Another hot boat for 2016 is going to be the Pogo 36. I had already posted about it:

While we wait for having it on the water some new pictures and some interesting comments by the designers (Finot/Conq):

"To create a successor to the Pogo 10.50 and its huge success, we have designed the Pogo 36, using all the experience gathered from the latest models in the range.

This boat is slightly longer and wider, providing more space for the crew. The philosophy of a simple, light, fast and easy to handle sailing boat has been retained. The deck is simple and ergonomic, all winches are installed on the coachroof to be at the ideal working height. Composite coachroof coamings replace the fabric backrests. Again, there are two tillers at the back, that can be used both from the aft of the cockpit seats or from the sidedeck.

One of the new features is the bathroom located forward of the saloon, thereby providing space for two large aft cabins and a cabin in the front triangle.

A more visible novelty resides in the exterior design : The shipyard required a view to the front from the saloon, which, combined with the new position of the bathroom, led us to design coachroof windows bending towards the centerline.

Like all recent models of the range, the hull features a hard chine. It has been positionned as low as possible, the provide stability and power. The front volumes are quite full, to help the boat reach a nose-up attitude while planning.

Several versions of the hull were tested in CFD (computational fluid dynamics) using the FINE/Marine software package, to choose the final hull shape.

The backstay-less rig has only one set of spreaders and a square-top mainsail.

The carbon fiber mast is stepped quite far aft for a better balance of genoa and mainsail areas. This also increses the mainsail's aspect ratio for better performance. The composite, 1090kg keel is lifting (rotating), like all the other boats of the range. A fixed keel version will also be offered."

Just a comment to the last image (CFC study): I know that those beamy transoms are very misleading in what regards the waterplane of the boat but it is always very instructive to see how misleading they are. We can see also what was referred by the designers: a huge buoyancy on the forward sections of the boat that as they say will keep the bow up at planing speeds.

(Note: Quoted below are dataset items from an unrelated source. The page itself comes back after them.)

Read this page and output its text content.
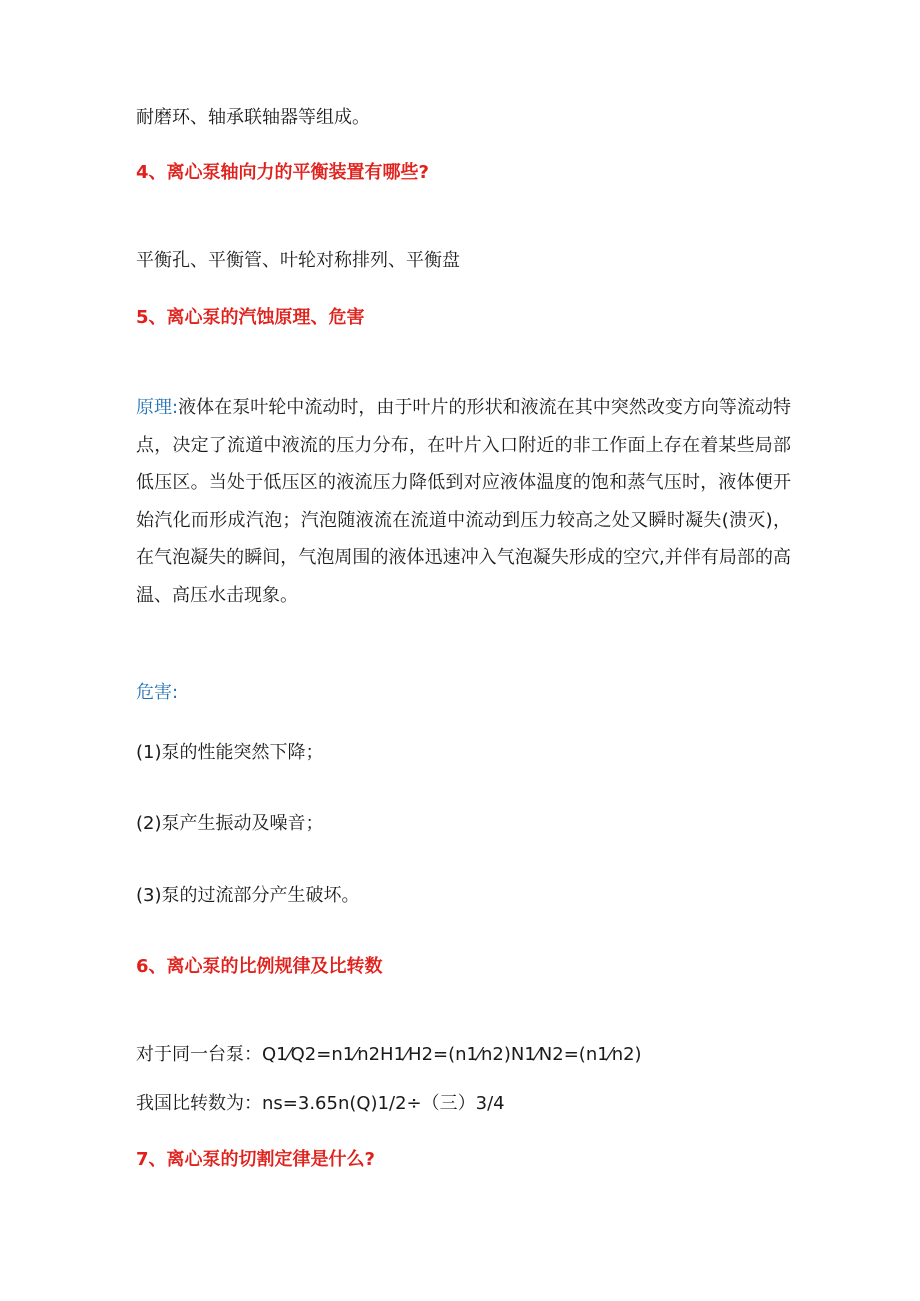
耐磨环、轴承联轴器等组成。

4、离心泵轴向力的平衡装置有哪些?

平衡孔、平衡管、叶轮对称排列、平衡盘

5、离心泵的汽蚀原理、危害

原理:液体在泵叶轮中流动时，由于叶片的形状和液流在其中突然改变方向等流动特点，决定了流道中液流的压力分布，在叶片入口附近的非工作面上存在着某些局部低压区。当处于低压区的液流压力降低到对应液体温度的饱和蒸气压时，液体便开始汽化而形成汽泡；汽泡随液流在流道中流动到压力较高之处又瞬时凝失(溃灭)，在气泡凝失的瞬间，气泡周围的液体迅速冲入气泡凝失形成的空穴,并伴有局部的高温、高压水击现象。

危害:

(1)泵的性能突然下降；

(2)泵产生振动及噪音；

(3)泵的过流部分产生破坏。

6、离心泵的比例规律及比转数

对于同一台泵：Q1⁄Q2=n1⁄n2H1⁄H2=(n1⁄n2)N1⁄N2=(n1⁄n2)

我国比转数为：ns=3.65n(Q)1/2÷（三）3/4

7、离心泵的切割定律是什么?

  1. love this boat but why no backstays?

    1. Good question :-): The Cruising Pogo is a very fast boat but the designer and the builder think that for cruising, even fast cruising, the rig design they use is enough and even if that makes me a bit of confusion the truth is that I never heard about a cruising Pogo losing the mast.

      On racing versions they use back-stays but given the mast position (way back) and the big main sail they have to use a kind of double backstay that has some similarity with movable backstays. Before you gybe you have to lose one and tension the other to allow the big main to pass.

      There are some owners that installed these backstays (similar to the ones on racing class 40 or racing minis) on the cruising boats but they give some work to operate. If you want one they will mount it on your boat.